Simpson-Dent pointed to the performance of the trust since the implementation of the firm’s ‘path to growth strategy’ when it delivered NAV returns of 44%.

Richard Stone, chief executive of the Association of Investment Companies (AIC), said: “Thousands of shareholders will be disappointed by this announcement, having twice rejected directors nominated by Saba only to see them appointed to the board at the third attempt.”

“The bigger picture here is that a minority shareholder has been able to control the future direction of an investment trust against the wishes of the vast majority of other investors who did not want this outcome,” Stone continued.

Ben Yearsley, director at Fairview Investing, who earlier this year noted that Saba may be attempting to win a “war of attrition” with the trust, said it seems to have succeeded in that goal.

See also: ‘There isn’t any logic’: Experts react to Saba’s battle with Edinburgh Worldwide

“The whole saga has been rather unedifying to be honest, and I’m not sure many people come out of this with much credit.”

“I think the original ‘attack’ by Saba was met by almost hysteria from certain quarters rather than a more considered tone, which was weird, bearing in mind they were big shareholders,” he elaborated. “I’m not saying Saba has necessarily gone about things in the right way, but a more conciliatory tone initially might have led to a more mutually beneficial outcome.”

Moving forward, experts are considering the future of the trusts and the independence of the soon-to-be-appointed directors.

See also: ‘The rules shouldn’t work like this’: Experts consider the future for IEM and Saba

QuotedData’s Carthew said: “As with Impax Environmental, many eyes are now focused on the actions of this new board.”

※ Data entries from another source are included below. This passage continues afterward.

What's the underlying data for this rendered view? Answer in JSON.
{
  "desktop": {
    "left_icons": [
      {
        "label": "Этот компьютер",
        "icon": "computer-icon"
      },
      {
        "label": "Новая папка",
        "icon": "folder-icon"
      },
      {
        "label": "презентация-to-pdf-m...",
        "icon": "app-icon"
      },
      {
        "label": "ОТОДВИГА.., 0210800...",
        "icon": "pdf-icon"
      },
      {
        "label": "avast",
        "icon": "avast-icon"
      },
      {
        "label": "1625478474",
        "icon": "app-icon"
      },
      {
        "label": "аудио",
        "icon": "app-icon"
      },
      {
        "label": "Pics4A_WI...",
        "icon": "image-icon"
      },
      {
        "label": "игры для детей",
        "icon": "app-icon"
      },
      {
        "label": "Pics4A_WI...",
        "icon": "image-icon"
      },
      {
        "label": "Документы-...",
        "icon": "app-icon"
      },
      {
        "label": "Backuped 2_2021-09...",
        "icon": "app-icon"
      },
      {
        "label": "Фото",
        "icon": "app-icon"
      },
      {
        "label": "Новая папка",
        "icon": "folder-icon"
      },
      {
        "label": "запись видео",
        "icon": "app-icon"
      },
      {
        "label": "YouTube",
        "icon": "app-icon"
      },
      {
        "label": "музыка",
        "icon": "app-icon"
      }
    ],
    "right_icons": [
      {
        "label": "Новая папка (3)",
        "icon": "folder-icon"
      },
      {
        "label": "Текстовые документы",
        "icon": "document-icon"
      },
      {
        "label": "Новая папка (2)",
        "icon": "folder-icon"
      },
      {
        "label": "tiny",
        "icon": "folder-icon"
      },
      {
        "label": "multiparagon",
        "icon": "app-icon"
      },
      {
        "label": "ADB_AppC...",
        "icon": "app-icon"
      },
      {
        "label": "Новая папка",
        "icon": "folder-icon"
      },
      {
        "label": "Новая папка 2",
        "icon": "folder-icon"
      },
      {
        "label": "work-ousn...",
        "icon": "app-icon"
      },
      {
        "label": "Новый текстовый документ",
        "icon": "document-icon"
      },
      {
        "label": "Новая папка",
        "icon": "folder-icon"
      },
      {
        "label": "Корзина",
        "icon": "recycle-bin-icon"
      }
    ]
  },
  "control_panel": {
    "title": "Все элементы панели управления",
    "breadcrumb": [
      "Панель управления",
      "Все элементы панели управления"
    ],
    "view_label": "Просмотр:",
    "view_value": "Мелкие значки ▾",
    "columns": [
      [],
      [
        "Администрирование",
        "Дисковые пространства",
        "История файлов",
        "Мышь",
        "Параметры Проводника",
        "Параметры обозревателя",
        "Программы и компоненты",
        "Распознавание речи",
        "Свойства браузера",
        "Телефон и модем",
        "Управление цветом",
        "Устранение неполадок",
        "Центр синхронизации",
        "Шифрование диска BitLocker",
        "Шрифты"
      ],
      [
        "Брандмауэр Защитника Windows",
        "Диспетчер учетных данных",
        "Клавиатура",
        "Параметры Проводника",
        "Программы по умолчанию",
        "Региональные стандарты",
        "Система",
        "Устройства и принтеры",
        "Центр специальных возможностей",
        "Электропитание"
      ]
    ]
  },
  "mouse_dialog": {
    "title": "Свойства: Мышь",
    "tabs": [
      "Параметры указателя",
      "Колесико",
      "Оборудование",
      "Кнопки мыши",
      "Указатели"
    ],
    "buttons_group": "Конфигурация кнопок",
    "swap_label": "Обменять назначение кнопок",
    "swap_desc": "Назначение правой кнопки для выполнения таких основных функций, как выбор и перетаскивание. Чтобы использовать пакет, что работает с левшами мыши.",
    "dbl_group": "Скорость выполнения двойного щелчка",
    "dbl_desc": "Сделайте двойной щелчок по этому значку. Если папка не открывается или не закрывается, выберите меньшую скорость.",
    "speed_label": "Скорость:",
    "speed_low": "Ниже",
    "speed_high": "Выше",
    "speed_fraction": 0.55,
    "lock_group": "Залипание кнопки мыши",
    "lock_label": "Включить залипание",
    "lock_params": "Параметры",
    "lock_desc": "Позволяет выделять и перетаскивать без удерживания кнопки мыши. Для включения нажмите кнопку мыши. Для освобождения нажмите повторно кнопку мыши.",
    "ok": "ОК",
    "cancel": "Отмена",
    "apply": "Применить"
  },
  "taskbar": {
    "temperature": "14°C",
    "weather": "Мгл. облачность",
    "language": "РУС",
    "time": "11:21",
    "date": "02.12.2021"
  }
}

“Any suspicion that they are not acting in all shareholders’ best interests should be flagged to the FCA.”

The AIC’s Stone agreed and noted that the new board will have a legal and regulatory responsibility to act independently and is expected to follow the proper process in the event of a management change.

“The new directors will need to bear in mind that non-Saba shareholders have resoundingly supported the existing mandate, turning out in record numbers to back the board on two previous occasions,” Stone said.

“Saba has made various proposals about what should happen if its nominated directors are appointed,” the AIC chief executive continued. “However, these are matters for the board.”

The new board should make its intentions clear as soon as possible, and before any change of manager or mandate, shareholders should be allowed to exit before and after the SpaceX IPO.

“Saba has got what it wanted, and now it has to show it’s a good corporate citizen,” Fairview’s Yearsley concluded.

Saba Capital was approached for comment.